There are several limitations to our study. First, the rate of fluoroquinolone resistance is presently too low to draw significant epidemiological conclusions. This is reflected by the small number of isolates available for evaluation, although their geographic origins are diverse. Second, BOX-PCR was used to select isolates that were clonally related so that these clones could undergo more stringent analysis by MLST. As a result, MLST, a very technically demanding, time-consuming, and expensive procedure, was not performed on all 32 isolates but was restricted to those 10 isolates initially selected because of clonal relatedness on the basis of visual inspection of BOX-PCR band patterns. The use of PFGE analysis to determine clonal relationships and the use of GelCompar II software were therefore highly valuable for this study.
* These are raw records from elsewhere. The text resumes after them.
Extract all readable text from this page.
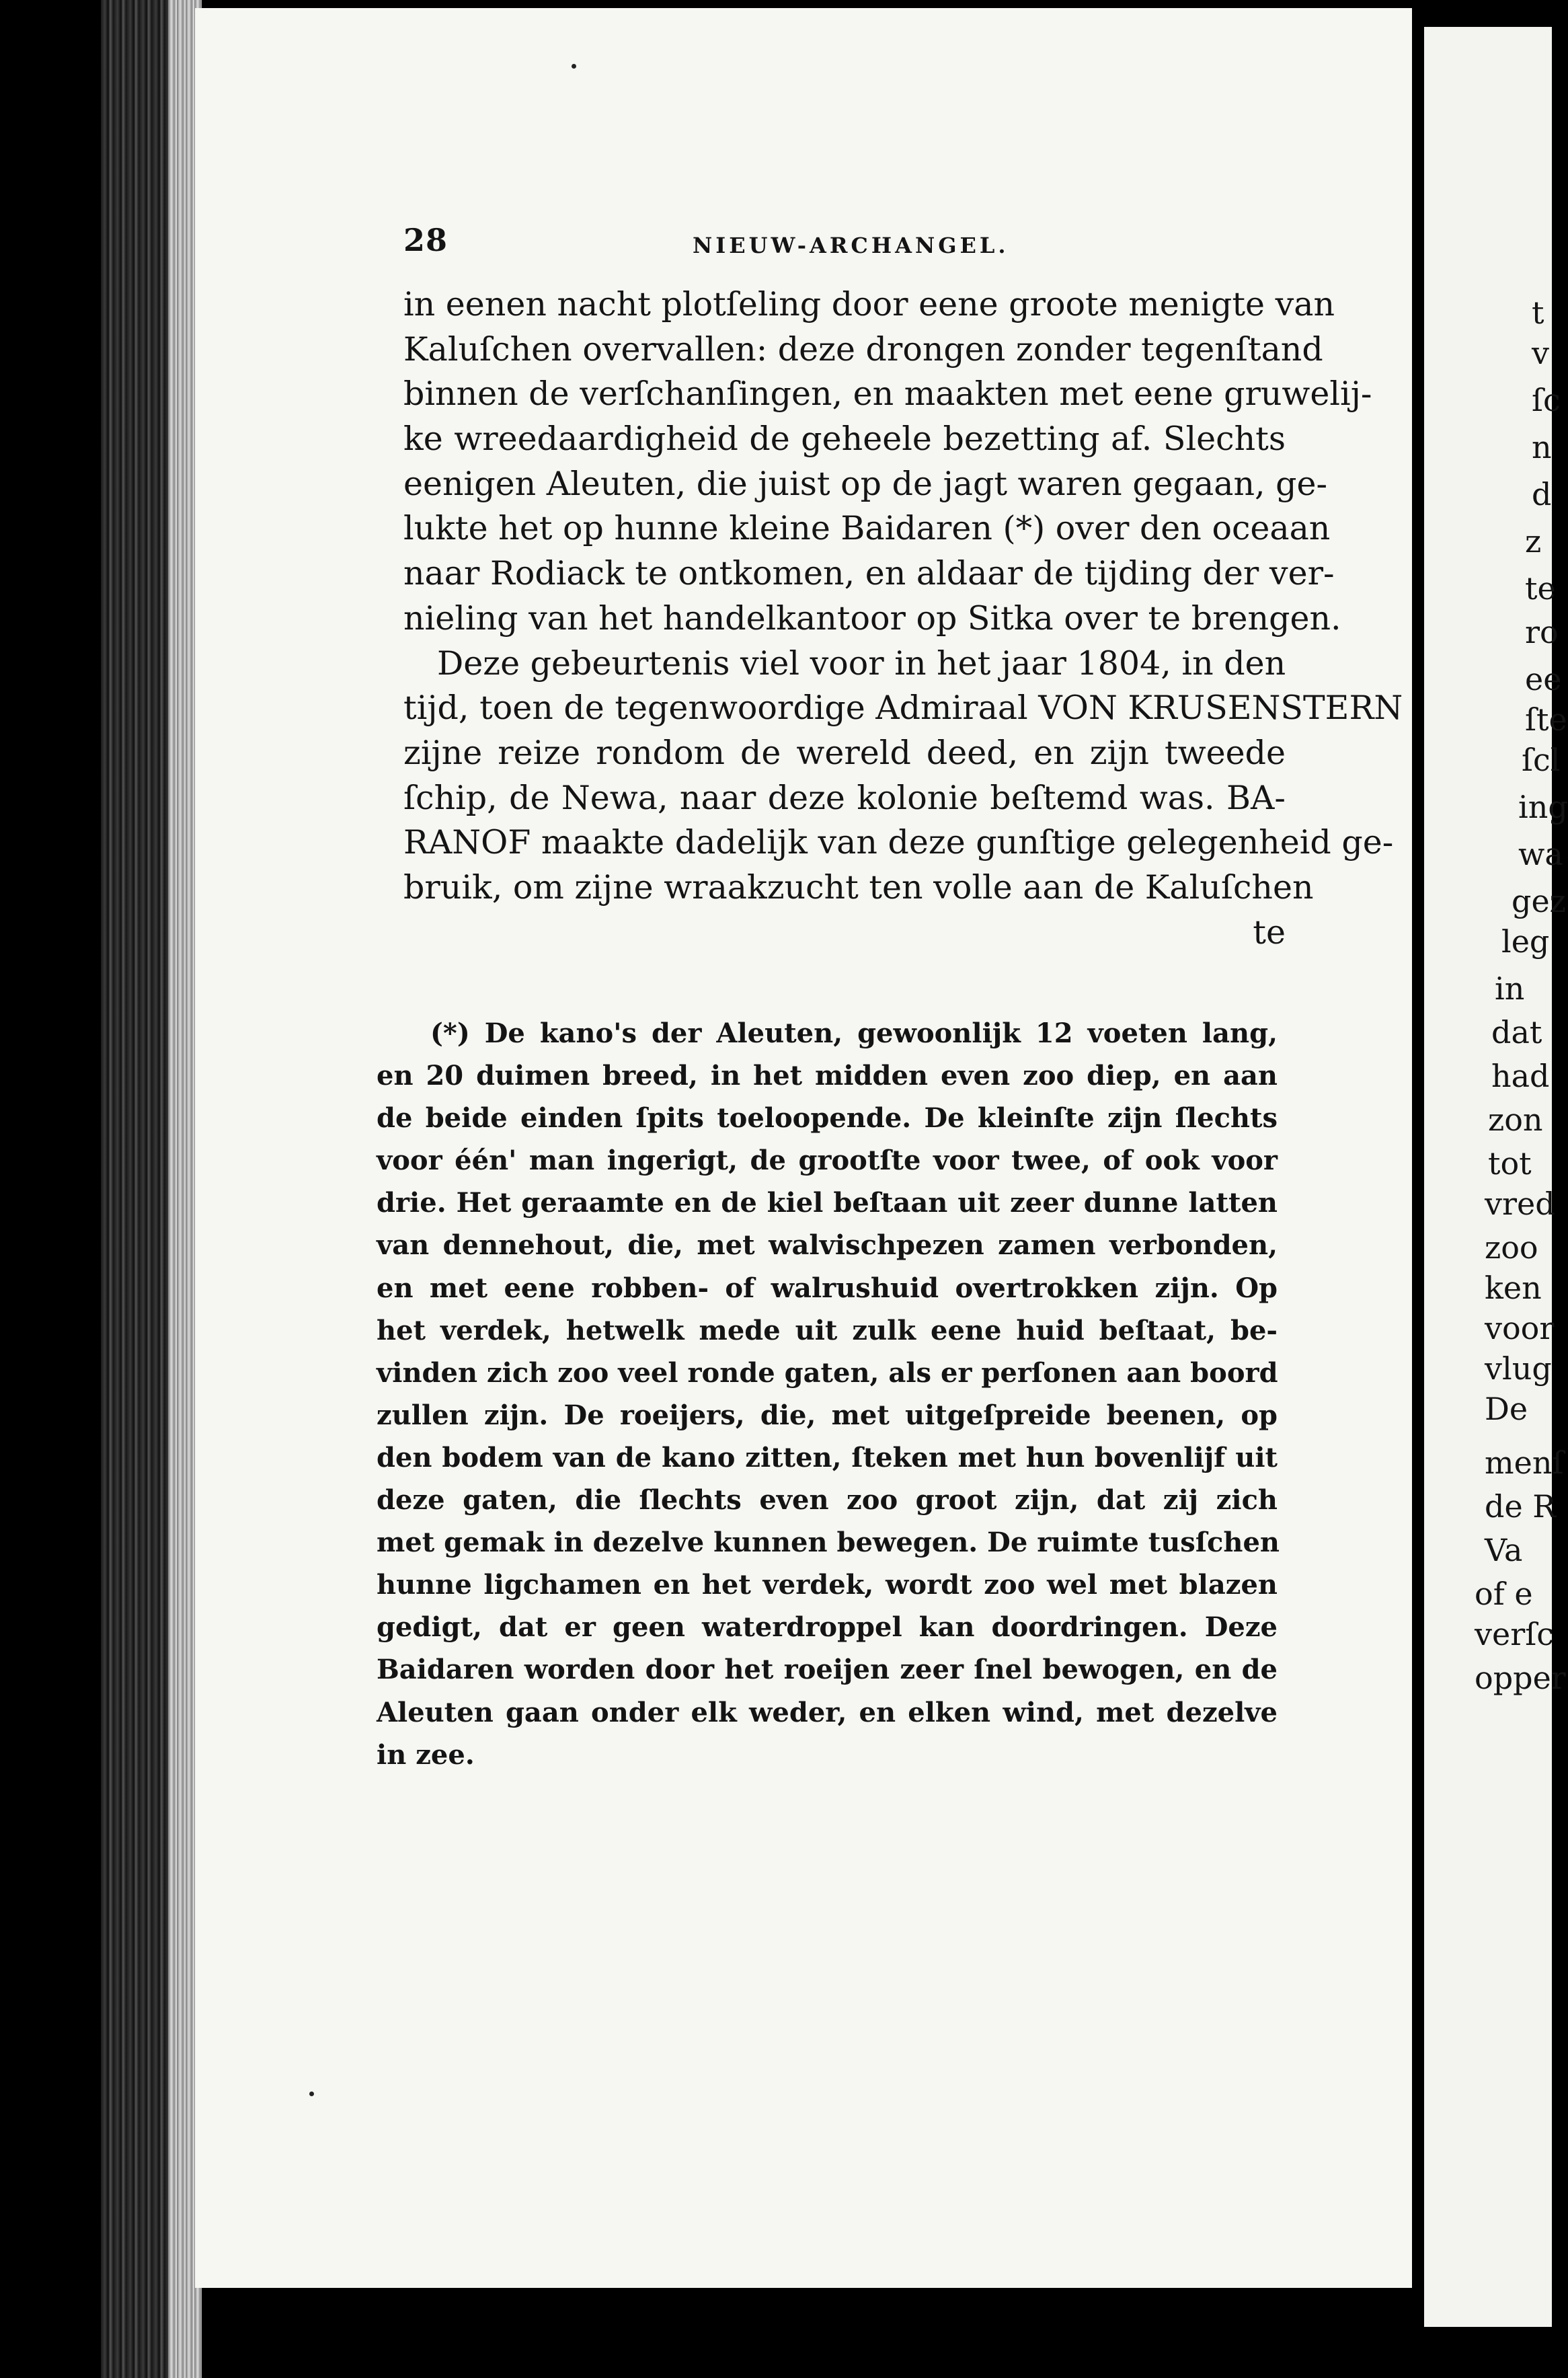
28	NIEUW-ARCHANGEL.
in eenen nacht plotſeling door eene groote menigte van
Kaluſchen overvallen: deze drongen zonder tegenſtand
binnen de verſchanſingen, en maakten met eene gruwelij-
ke wreedaardigheid de geheele bezetting af. Slechts
eenigen Aleuten, die juist op de jagt waren gegaan, ge-
lukte het op hunne kleine Baidaren (*) over den oceaan
naar Rodiack te ontkomen, en aldaar de tijding der ver-
nieling van het handelkantoor op Sitka over te brengen.
Deze gebeurtenis viel voor in het jaar 1804, in den
tijd, toen de tegenwoordige Admiraal VON KRUSENSTERN
zijne reize rondom de wereld deed, en zijn tweede
ſchip, de Newa, naar deze kolonie beſtemd was. BA-
RANOF maakte dadelijk van deze gunſtige gelegenheid ge-
bruik, om zijne wraakzucht ten volle aan de Kaluſchen
te
(*) De kano's der Aleuten, gewoonlijk 12 voeten lang,
en 20 duimen breed, in het midden even zoo diep, en aan
de beide einden ſpits toeloopende. De kleinſte zijn ſlechts
voor één' man ingerigt, de grootſte voor twee, of ook voor
drie. Het geraamte en de kiel beſtaan uit zeer dunne latten
van dennehout, die, met walvischpezen zamen verbonden,
en met eene robben- of walrushuid overtrokken zijn. Op
het verdek, hetwelk mede uit zulk eene huid beſtaat, be-
vinden zich zoo veel ronde gaten, als er perſonen aan boord
zullen zijn. De roeijers, die, met uitgeſpreide beenen, op
den bodem van de kano zitten, ſteken met hun bovenlijf uit
deze gaten, die ſlechts even zoo groot zijn, dat zij zich
met gemak in dezelve kunnen bewegen. De ruimte tusſchen
hunne ligchamen en het verdek, wordt zoo wel met blazen
gedigt, dat er geen waterdroppel kan doordringen. Deze
Baidaren worden door het roeijen zeer ſnel bewogen, en de
Aleuten gaan onder elk weder, en elken wind, met dezelve
in zee.
t
v
ſc
n
d
z
te
ro
ee
ſte
ſcl
ing
wa
gez
leg
in
dat
had
zon
tot
vred
zoo
ken
voor
vlug
De
menſ
de R
Va
of e
verſc
opper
Mere documentation of fluoroquinolone resistance in widely disseminated international clones does not infer that these clones are now the vehicle for spreading these organisms throughout North America. However, the existence of LNSP related to international clones underscores the potential for fluoroquinolone resistance to occur and disseminate in a mode that is distinct from independent mutational events, provided that organisms containing these resistance genes have the same capacity for colonization and clonal spread. The appearance of fluoroquinolone resistance in international clones stresses the need for continued epidemiological studies. Finally, no clinical information is available for the isolates that were obtained mainly from surveillance studies, so it is not possible to assess directly the clinical significance of these bacterial isolates in the persons from which they were originally derived.